Mit dem selbstständigen Essen und mit der Entscheidung des Kindes darüber, was es essen möchte, und später mit der Zubereitung und weiteren, das Essen begleitenden Aktivitäten, kann ein Kind entscheidende Erfahrungen seiner Selbstwirksamkeit sowie seiner Selbstbestimmung und Autonomie machen.

Auch die Entwicklung des sog. prosozialen Motivs wird durch gemeinsames Essen – durch verschiedene Handlungen und Abläufe durchaus unterschiedlich – gefördert: Zwischen den Kindern wird geteilt, ihnen wird Essen gereicht, und auf ihre individuellen Interessen wird Rücksicht genommen. Dabei haben die Handlungen und Ereignisse während eines gemeinsamen Essens wiederum Auswirkungen auf das zukünftige Essverhalten ebenso wie die Erfahrungen des Teilens oder auch des Übervorteilt-Werdens.

Sobald ein Kind merkt, dass der Bezugsperson wichtig ist, dass die angebotenen Speisen auch gegessen werden, kann das Kind dies als Mittel zu Macht bzw. zur Entwicklung von Autonomie und Selbstbestimmung nutzen. Solange Not herrschte, waren Kinder dankbar, zu essen zu bekommen. Seit das »richtige Essen« ein Erziehungsprogramm wurde, diente es auch der Erziehung der Eltern (und anderer Bezugspersonen) durch das Kind, das seinen Willen und seine Präferenzen durchsetzen möchte (vgl. auch Gutknecht & Höhn, 2017; Juul, 2002; Pudel, 2002b). In der KiTa wird dieser »Kampf« nicht so entschieden ausgetragen wie am Familientisch. Viele Eltern sind daher erstaunt, wenn sie hören oder beobachten, dass ihr Kind in der KiTa Speisen akzeptiert, die es zuhause entschieden ablehnt.
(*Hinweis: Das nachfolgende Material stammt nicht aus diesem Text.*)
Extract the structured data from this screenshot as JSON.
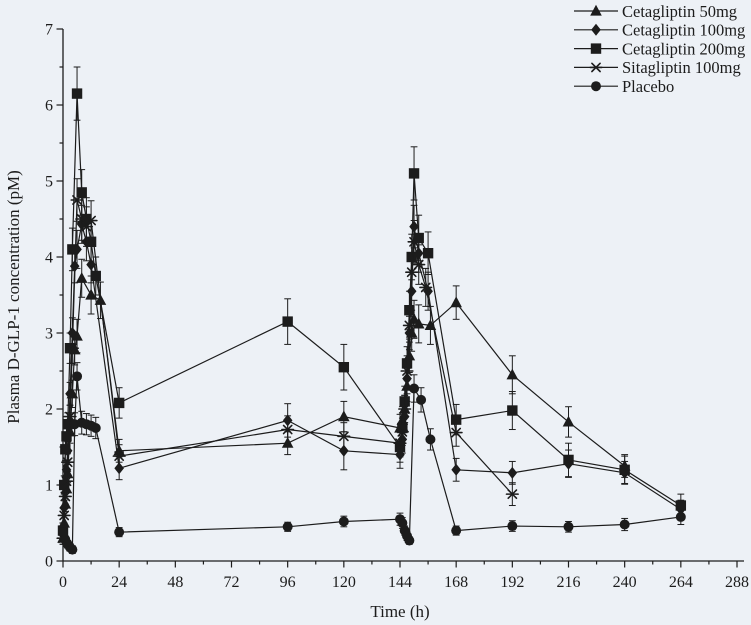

Zusammenfassend ist festzuhalten, dass spätestens nach dem Abstillen Essen nicht mehr allein ein physisches Motiv ist. Essen bietet Situationen nicht nur für die Gleichzeitigkeit von Motiven, sondern auch für die Wechselwirkungen aller grundlegenden Motive bzw. Bedürfnisse. Die inneren Motive sind nicht mehr (allein) verhaltensrelevant, wie dies auch schon im Zusammenhang mit Emotionen diskutiert wurde (zu weiteren Essmotiven Kap. 2.2 u. 3.2). Differenziertere wissenschaftliche Analysen dazu sind allerdings bezogen auf Kinder wenig erforscht. Hilfen für den Umgang mit diesen Motiven im Feld der »biologischen Indifferenz« (Pudel & Westenhöfer, 2003; Kap. 2.2), in dem die biologische Steuerung psychisch und sozial überlagert sein kann bzw. ist, sind für das Essverhalten im Kleinkindalter noch wenig entwickelt (bisher u. a. Gutknecht & Höhn, 2017; Ellrott, 2009a, 2009b; Pudel, 2002b). Allerdings nimmt die Forschung dazu zu ( Kap. 3). Angesichts der zunehmenden Interaktionsprobleme bietet sich hier noch ein breites Forschungsfeld.